My acquaintance with the Wounded Warriors group said it was all he could do to contain his anger. Still steaming over VAC’s apparent indifference to the needs of vets with PTSD, my acquaintance went on to point out that many negative societal statistics that Canadian municipalities face these days are dominated by former troops who served in Afghanistan. In fact, if the U.S. statistics are any indication, as much as half the country’s homeless may well be vets from recent wars in the Middle East.
It appears, however, that miscommunication, indignity and indifference over veterans’ needs at the VAC level are only the beginning of current problems facing Canadians who have served their country in uniform during modern wars. The recent desecration of flyer Martin Northmore’s grave is one offshore example. It appears that Libyans offended by U.S. troops burning copies of the Quran, this week decided to retaliate by overturning and chopping to bits the tombstone of the Second World War flying officer. Northmore’s Hurricane fighter was shot down by enemy fire in October 1943 as he escorted an Allied convoy over Italy. He was buried in the Benghazi War Cemetery, along with 10 other Canadians who all fought and died in the campaign to liberate Libya from the Nazis.
Then there’s the case of the upcoming inauguration of the first ever monument erected to honour Commonwealth air crewmen of Bomber Command. This summer, the British will pay tribute to the memory of those who served in the nightly operations to bomb enemy targets in Hitler’s Fortress Europe. The monument itself is in part constructed of materials retrieved from former Halifax bombers of Canada’s No. 6 Group, which flew thousands of sorties from RCAF bases around England between 1942 and 1945. Typical of those nightly thousand-bomber raids deep into Nazi-occupied Europe, as many as 10 per cent of the aircraft and their eight-to-10-man crews did not return; 55,573 Bomber Command airmen died in the war.
Despite the significance of the memorial (and the highest-per-capita service fatalities during the war), however, it appears the Harper government has chosen to send perhaps 25 veteran delegates to the inauguration on June 28. On the surface the event appears to be a casualty of economic belt-tightening; underneath it’s likely the decision to organize a revisit of veteran Canadian aviators would serve too small a political constituency for the investment required. In current parlance – not enough bang for the buck.
Then, there’s the case of MP Rob Anders. Last week, at a Halifax meeting of the volunteer group, Veterans Emergency Transition Services, Jim Lowther and David MacLeod offered suggestions for dealing with the homeless problem faced by former soldiers. The two former members of the Canadian Forces complained that Anders fell asleep during their presentation. Anders apparently denied the accusation and accused the men of being “NDP hacks” akin to Putin, the president of Russia.
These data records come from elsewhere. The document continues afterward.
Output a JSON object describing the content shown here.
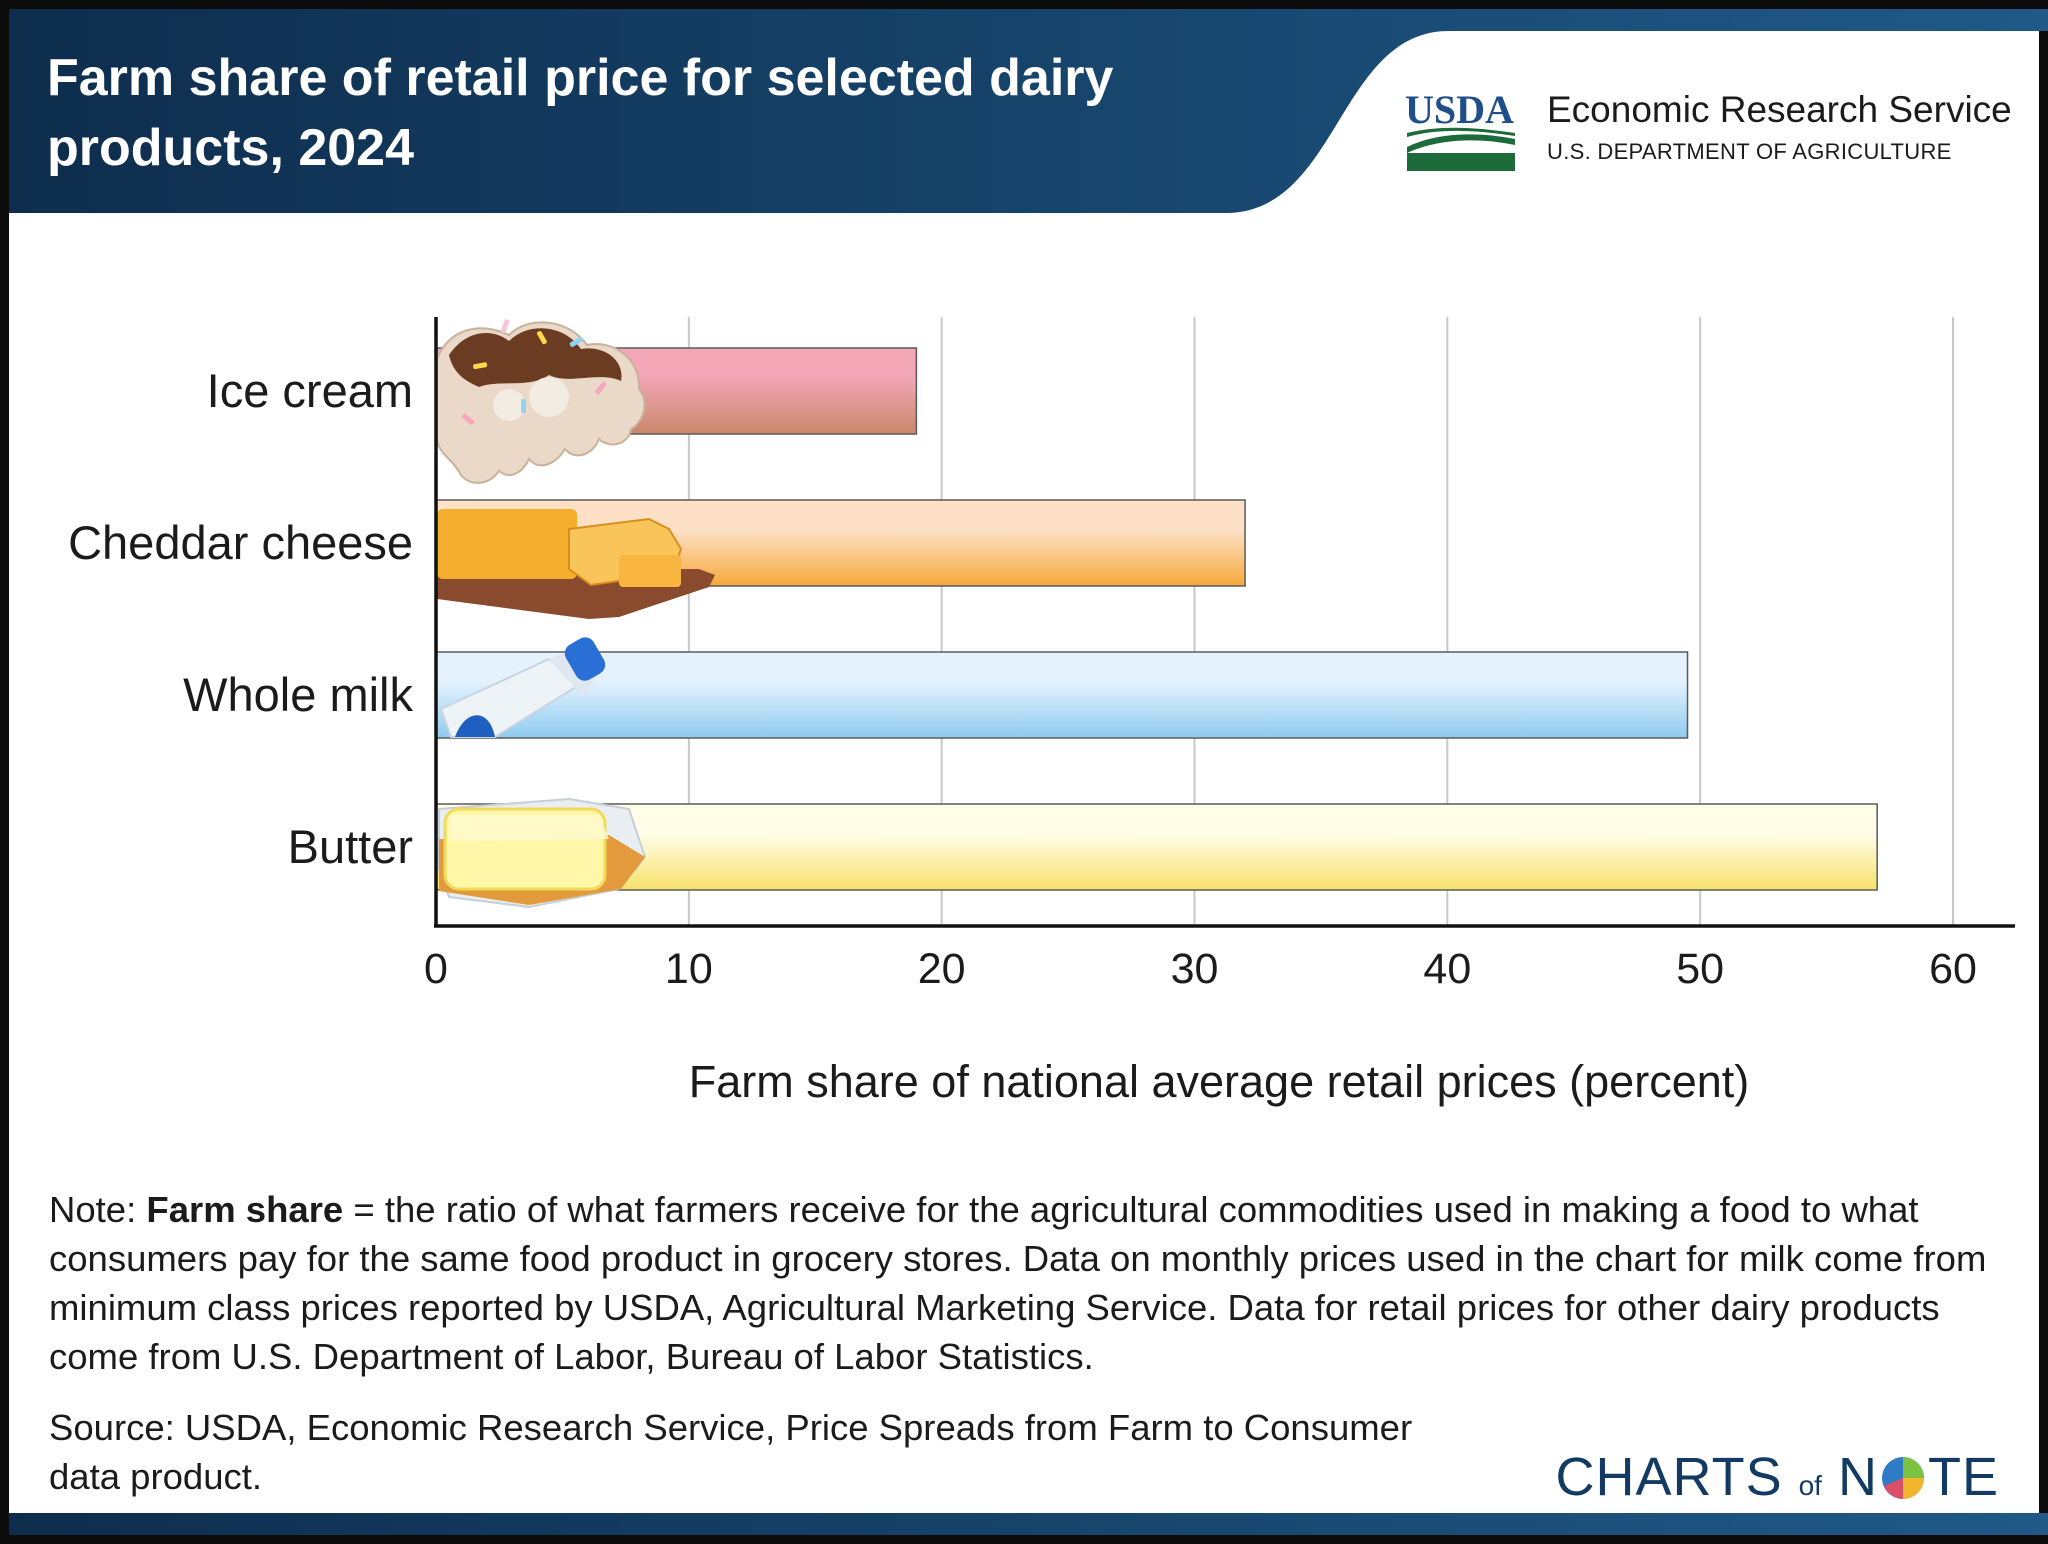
{
  "header": {
    "title": "Farm share of retail price for selected dairy products, 2024",
    "agency_abbrev": "USDA",
    "agency_name": "Economic Research Service",
    "department": "U.S. DEPARTMENT OF AGRICULTURE",
    "colors": {
      "banner_dark": "#0e2d4d",
      "banner_light": "#1f5a88",
      "usda_blue": "#1f4f8a",
      "usda_green": "#1d6b3a"
    }
  },
  "chart_data": {
    "type": "bar",
    "orientation": "horizontal",
    "categories": [
      "Ice cream",
      "Cheddar cheese",
      "Whole milk",
      "Butter"
    ],
    "values": [
      19,
      32,
      49.5,
      57
    ],
    "xlabel": "Farm share of national average retail prices (percent)",
    "xlim": [
      0,
      62
    ],
    "xticks": [
      0,
      10,
      20,
      30,
      40,
      50,
      60
    ],
    "grid": "vertical",
    "legend": "none",
    "bar_colors": [
      {
        "top": "#f2a6b6",
        "bottom": "#c9876a"
      },
      {
        "top": "#fde0c6",
        "bottom": "#f6a93a"
      },
      {
        "top": "#e3f2fd",
        "bottom": "#8fcbf0"
      },
      {
        "top": "#fffde8",
        "bottom": "#f8e26a"
      }
    ],
    "icons": [
      "ice-cream-icon",
      "cheese-icon",
      "milk-bottle-icon",
      "butter-icon"
    ]
  },
  "footer": {
    "note_label": "Note:",
    "note_term": "Farm share",
    "note_text": "= the ratio of what farmers receive for the agricultural commodities used in making a food to what consumers pay for the same food product in grocery stores. Data on monthly prices used in the chart for milk come from minimum class prices reported by USDA, Agricultural Marketing Service. Data for retail prices for other dairy products come from U.S. Department of Labor, Bureau of Labor Statistics.",
    "source": "Source: USDA, Economic Research Service, Price Spreads from Farm to Consumer data product.",
    "brand_part1": "CHARTS",
    "brand_of": "of",
    "brand_part2_n": "N",
    "brand_part2_te": "TE"
  }
}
“I am a card-carrying member of the Conservative party,” Lowther later told CBC Radio. “I hope (Anders) does the right thing and apologizes to those on the committee … and steps down.”
Indeed, Lowther told the Ottawa Citizen that several hundred veterans had emailed members of the V.E.T.S. committee, demanding Anders be removed from the hearings because he had little understanding of the needs of veterans.
The truth be known, since the first Canadian veterans returned from the Great War in Europe in 1918, this country’s private and public sectors have never been fully able to deal with those returning to civvy street. Following the Second World War in 1945, commentators warned, that “the Canadian soldier is just about the biggest problem Canada has to face.” The Army’s Maple Leaf newspaper headlined, “Veterans warned against creating new Depression.” And even Richard Malone, head of public relations for the Canadian Army, offered this stark assessment.
“Home life is a little hard getting used to all of a sudden,” he wrote. “People’s daily interests back here are miles apart from our daily concerns of the past.”
It’s time for those directing home life to consider veterans’ daily concerns, for their interests and the country’s.